Les clients n’ont besoin de rien !

La semaine dernière, j’ai été sollicité au téléphone par des vendeurs, et à trois reprises, pour me vendre des fenêtres, puis au sujet de mon CPF, et enfin à m’inviter à changer de fournisseur d’électricité.

Non, non, merci, je n’ai besoin de rien, ai-je dit. Pas de chance …

Il faut dire que les entreprises chassent les opportunités, en anglais les « leads ». 

Logique, si nous partons du postulat qu’il existe forcément sur leur marché des projets d’achat. 

Le tout est de les trouver…

Et, là, ça se complique !

Car les probabilités qu’un prospect ait un besoin, précisément au moment où il est approché par un vendeur, sont minces, et ce de plus en plus … 

C’est que le client a bien changé. 

Autrefois (il n’y a pas si longtemps), il attendait sagement le « passage d’un représentant » pour être informé, conseillé, connaître les nouveautés et les tarifs. 

Aujourd’hui, grâce à internet, il est au moins aussi bien informé que le commercial sur les produits et solutions disponibles ; au moment du premier contact, 78% des acheteurs ont « en grande partie » ou « complètement » défini leurs besoins, selon une étude menée en 2023 auprès de 900 acheteurs (B2B 6sense Buyer Experience Report). Et 84 % des acheteurs déclarent que le premier commercial qu’ils ont contacté a finalement remporté le marché. 

Mais du côté des méthodes de vente, tout se passe comme si rien ne changeait.

On continue à penser que la découverte du besoin est le point de départ incontournable d’une bonne vente, et même à préconiser de réaliser un « entretien de découverte ». Quelle valeur ajoutée au juste pour le client ? Malheureusement aucune.

La découverte est évidemment nécessaire. Mais dans la pratique, est centrée sur le « quoi », les critères d’achat et préférences de son interlocuteur, rarement sur le « pourquoi », c’est-à-dire les enjeux et préoccupations (les fameux « pains » dont parlent les auteurs anglo-saxons). 

Ce n’est pas faute de répéter aux commerciaux qu’il faut pratiquer l’écoute active, poser des questions ouvertes, etc … Rien à faire !

Car souvent, il y a dans les entreprises une division du travail : le marketing permet de capter des leads, et les commerciaux les traitent. Dans cette configuration, reconnaissons qu’il est difficile pour les commerciaux d’aborder le « pourquoi », face à des clients pressés et sachant déjà ce qu’ils veulent. Il est trop tard pour suivre les préceptes de la « vente consultative ».
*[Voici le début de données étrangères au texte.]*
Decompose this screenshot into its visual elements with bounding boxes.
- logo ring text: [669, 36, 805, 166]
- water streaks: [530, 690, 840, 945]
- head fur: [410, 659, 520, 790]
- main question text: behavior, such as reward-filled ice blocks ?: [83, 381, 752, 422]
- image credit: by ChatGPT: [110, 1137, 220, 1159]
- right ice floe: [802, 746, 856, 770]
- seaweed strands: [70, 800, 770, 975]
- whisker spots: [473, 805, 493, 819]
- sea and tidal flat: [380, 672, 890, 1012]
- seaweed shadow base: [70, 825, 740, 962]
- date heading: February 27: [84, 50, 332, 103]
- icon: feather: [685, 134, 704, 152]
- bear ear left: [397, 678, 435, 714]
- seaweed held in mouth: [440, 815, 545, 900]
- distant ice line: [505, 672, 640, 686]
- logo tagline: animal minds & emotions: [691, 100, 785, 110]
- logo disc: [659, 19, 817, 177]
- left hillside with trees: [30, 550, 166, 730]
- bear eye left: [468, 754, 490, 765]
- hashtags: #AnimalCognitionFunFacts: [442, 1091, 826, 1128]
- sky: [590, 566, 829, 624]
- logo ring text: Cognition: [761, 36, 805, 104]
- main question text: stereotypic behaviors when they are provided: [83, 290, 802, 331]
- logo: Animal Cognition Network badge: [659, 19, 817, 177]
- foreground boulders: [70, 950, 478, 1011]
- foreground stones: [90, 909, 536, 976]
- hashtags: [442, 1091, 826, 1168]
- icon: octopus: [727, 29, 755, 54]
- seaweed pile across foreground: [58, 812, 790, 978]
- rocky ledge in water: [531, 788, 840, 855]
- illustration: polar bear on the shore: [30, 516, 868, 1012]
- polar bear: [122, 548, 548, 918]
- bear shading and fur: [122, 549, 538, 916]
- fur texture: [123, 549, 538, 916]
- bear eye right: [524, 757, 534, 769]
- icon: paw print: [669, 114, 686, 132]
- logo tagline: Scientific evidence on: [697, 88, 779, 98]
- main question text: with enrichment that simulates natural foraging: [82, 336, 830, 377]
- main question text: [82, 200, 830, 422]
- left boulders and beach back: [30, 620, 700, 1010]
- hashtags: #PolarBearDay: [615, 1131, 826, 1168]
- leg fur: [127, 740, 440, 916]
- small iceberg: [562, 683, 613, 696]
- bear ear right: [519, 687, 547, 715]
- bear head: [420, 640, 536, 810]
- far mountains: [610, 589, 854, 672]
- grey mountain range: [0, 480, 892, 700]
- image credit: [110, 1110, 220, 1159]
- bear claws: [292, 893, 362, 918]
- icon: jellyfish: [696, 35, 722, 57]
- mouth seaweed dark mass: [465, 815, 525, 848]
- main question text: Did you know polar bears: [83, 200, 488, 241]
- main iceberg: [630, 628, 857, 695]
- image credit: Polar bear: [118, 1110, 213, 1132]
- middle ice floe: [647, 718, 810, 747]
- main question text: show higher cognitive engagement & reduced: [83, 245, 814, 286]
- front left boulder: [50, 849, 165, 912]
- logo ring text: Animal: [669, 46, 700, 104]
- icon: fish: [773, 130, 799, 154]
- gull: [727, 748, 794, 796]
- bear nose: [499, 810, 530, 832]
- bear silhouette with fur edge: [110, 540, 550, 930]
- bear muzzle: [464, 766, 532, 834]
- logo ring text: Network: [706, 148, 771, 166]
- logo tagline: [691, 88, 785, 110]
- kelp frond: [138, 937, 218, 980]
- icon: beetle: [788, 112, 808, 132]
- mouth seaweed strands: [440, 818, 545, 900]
Mais revenons à la prospection. La vraie. Pas le « traitement des leads ».

Elle ne peut plus se faire sur le terrain des besoins, bataille coûteuse, et presque perdue d’avance si le commercial n’est pas le premier sur l’affaire.

Le terrain à conquérir est celui des enjeux. Terrain immense et inexploré par les commerciaux, mais dans lequel se situent tous les clients avant de choisir un type de solution (ou quelquefois de laisser un problème sans réponse), puis de spécifier leur cahier des charges et enfin de consulter un fournisseur. 

Pour y parvenir, un grand nombre d’entreprises ont déjà abandonné le modèle transactionnel (fondé sur les besoins), et sont passées au mode solutions (fondé sur les enjeux). Et si la vente de solutions technologiques et/ou complexes s’y prête, d’excellents résultats ont également été enregistrés dans la vente de produits apparemment banalisés. 

C’est une question de volonté.

La façon de vendre est au moins tout aussi importante que ce que l’on vend, et source d’avantage concurrentiel.